Todays guest post comes from Deborah Hamilton, Community Links Practitioner for Health and Social Care Alliance Scotland based at the Green Practice in Govan Health Centre. You can follow Deborah on Twitter at @debsmakeslinks
Let see what she has to say….
This reflection is about love and kindness and dedicated to Tommy and his mum Joan.
Not long after I started in practice I got my first referral for a family struggling with the caring role of their fathers fairly advanced dementia. Working with carers and indeed condition of dementia, was new to me so I had found Tommy’s input during our Links worker induction both moving and really helpful in preparing me for the approach required. Little did I know just how helpful it would be.
One of the GP partners referred a lady in her 40’s who was living and caring for her elderly parents, her Mother was now house bound due to a number of long term conditions and her once very active father had developed dementia around six years prior. The family had had previous bad experiences with staff coming into their home following referrals by their GP and this had led to a mistrust of any agency other than their GP team, who they had worked with for many years. She called them to explain my role and sure enough due to their GP endorsement and my being considered just another member of the team, the family agreed for me to visit them at home.

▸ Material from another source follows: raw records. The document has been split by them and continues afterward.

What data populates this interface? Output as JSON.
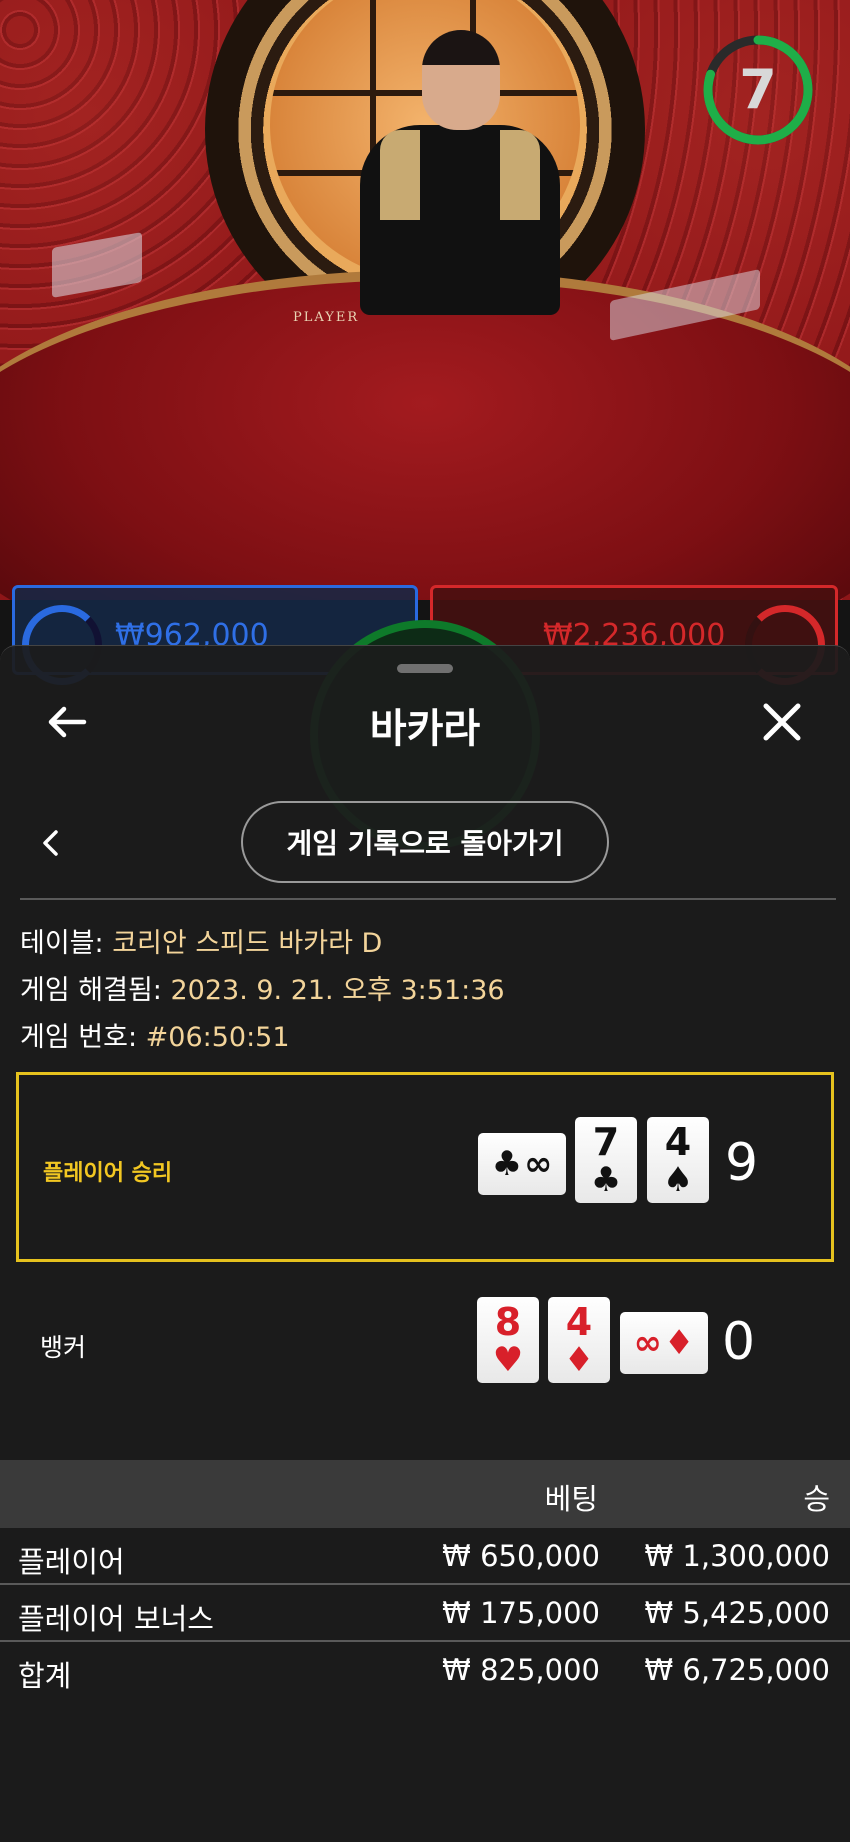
{
  "video": {
    "timer_value": "7",
    "timer_progress": 0.8,
    "felt_label": "PLAYER",
    "player_bet_peek": "₩962,000",
    "banker_bet_peek": "₩2,236,000"
  },
  "header": {
    "title": "바카라"
  },
  "nav": {
    "back_to_history_label": "게임 기록으로 돌아가기"
  },
  "info": {
    "table_label": "테이블:",
    "table_value": "코리안 스피드 바카라 D",
    "resolved_label": "게임 해결됨:",
    "resolved_value": "2023. 9. 21. 오후 3:51:36",
    "number_label": "게임 번호:",
    "number_value": "#06:50:51"
  },
  "hands": {
    "player": {
      "label": "플레이어 승리",
      "score": "9",
      "cards": [
        {
          "rank": "∞",
          "suit": "♣",
          "color": "#111111",
          "orientation": "sideways"
        },
        {
          "rank": "7",
          "suit": "♣",
          "color": "#111111",
          "orientation": "upright"
        },
        {
          "rank": "4",
          "suit": "♠",
          "color": "#111111",
          "orientation": "upright"
        }
      ]
    },
    "banker": {
      "label": "뱅커",
      "score": "0",
      "cards": [
        {
          "rank": "8",
          "suit": "♥",
          "color": "#d8202a",
          "orientation": "upright"
        },
        {
          "rank": "4",
          "suit": "♦",
          "color": "#d8202a",
          "orientation": "upright"
        },
        {
          "rank": "∞",
          "suit": "♦",
          "color": "#d8202a",
          "orientation": "sideways"
        }
      ]
    }
  },
  "results": {
    "headers": {
      "bet": "베팅",
      "win": "승"
    },
    "rows": [
      {
        "name": "플레이어",
        "bet": "₩ 650,000",
        "win": "₩ 1,300,000"
      },
      {
        "name": "플레이어 보너스",
        "bet": "₩ 175,000",
        "win": "₩ 5,425,000"
      },
      {
        "name": "합계",
        "bet": "₩ 825,000",
        "win": "₩ 6,725,000"
      }
    ]
  },
  "colors": {
    "accent_gold": "#f2c722",
    "value_text": "#f3d49a",
    "timer_ring": "#1fae48",
    "player_blue": "#2a6ae0",
    "banker_red": "#d4282a"
  },
  "icons": [
    "arrow-left-icon",
    "close-icon",
    "chevron-left-icon"
  ]
}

It was a very complex situation for the family with a history of real difficulties and as Dads dementia had developed they had been become even more isolated and fearful he would be removed to a care home, which was not his wish. Unfortunately there could be times when he would become verbally aggressive and he had previously attempted to assault an outside agency when he felt threatened. It was understandable that his family were reluctant to work with services and I had to visit every week for a number of weeks building trust and getting to know them and their experiences.
I had of course come with a carers’ hat on and so much of the initial discussions had been with Mum and daughter who were very much in need of support and onwards referrals. We spent time discussing and preparing them for the range of statutory and voluntary services available to them but I became keen to speak directly with Dad. During visits he would sometimes stay in the back room and I began to get the sense he did not feel valued enough to be contributing to the discussions. On my third or fourth visit he came in when he heard discussions about home care arrangements and respite options. He was agitated and his wife and daughter were worried he might lash out. I suddenly remembered Joan, not just Tommy the carer, but Joan the lady living with Dementia. The lady whose love story had brought me to tears, the lady who still deserved to have her favourite shampoo used, her dignity maintained and her contribution to her community known. My attention turned to this scared and forgotten man in front of me and I knew instantly that kindness was, as ever, the order of the day. I think he felt this and after some important eye contact and addressing him directly, he asked if he could meet me on his own in the kitchen. It became apparent that during all his contact with services over the years, his medication reviews etc. he had not been met on his own and asked ‘what matters to you?’ He might have had dementia but he still had rights and thoughts on how these might be met. He told me he was too embarrassed to allow his daughter to wash him and that his wife was becoming too frail so he had remained unwashed for a long time not having had the opportunity to tell someone this sensitive information. I held his hand. He wanted to maintain his dignity and that of his families but was sacred of people now coming into his home after so many years in isolation. He also told me that he had once enjoyed long walks but could now only go out with his daughter after he had lost his way home shortly after his diagnosis. His daughter is a lovely chatty women and he wanted to walk in silence, as he had done to maintain his wellbeing through years of marriage and raising a large family.
Using the trust of the GP team and the Links approach over the coming months the family became engaged with Carers services. We arranged for a respite carer to take him on long walks but in the silence he preferred whilst his wife and daughter had some time to themselves.
Within a few months he took ill and was hospitalised before being moved to a specialist care home for people with dementia. It was not quite the outcome we had all hoped for but in the end, in this situation, it had become the best option. Perhaps if he’d had a link worker 6 years ago when he was first diagnosed things might have been different. I’m very glad that I got to know this fine gentleman and what most matters to him and I thank Tommy and Joan for their love story and how it kept me connected to what matters most.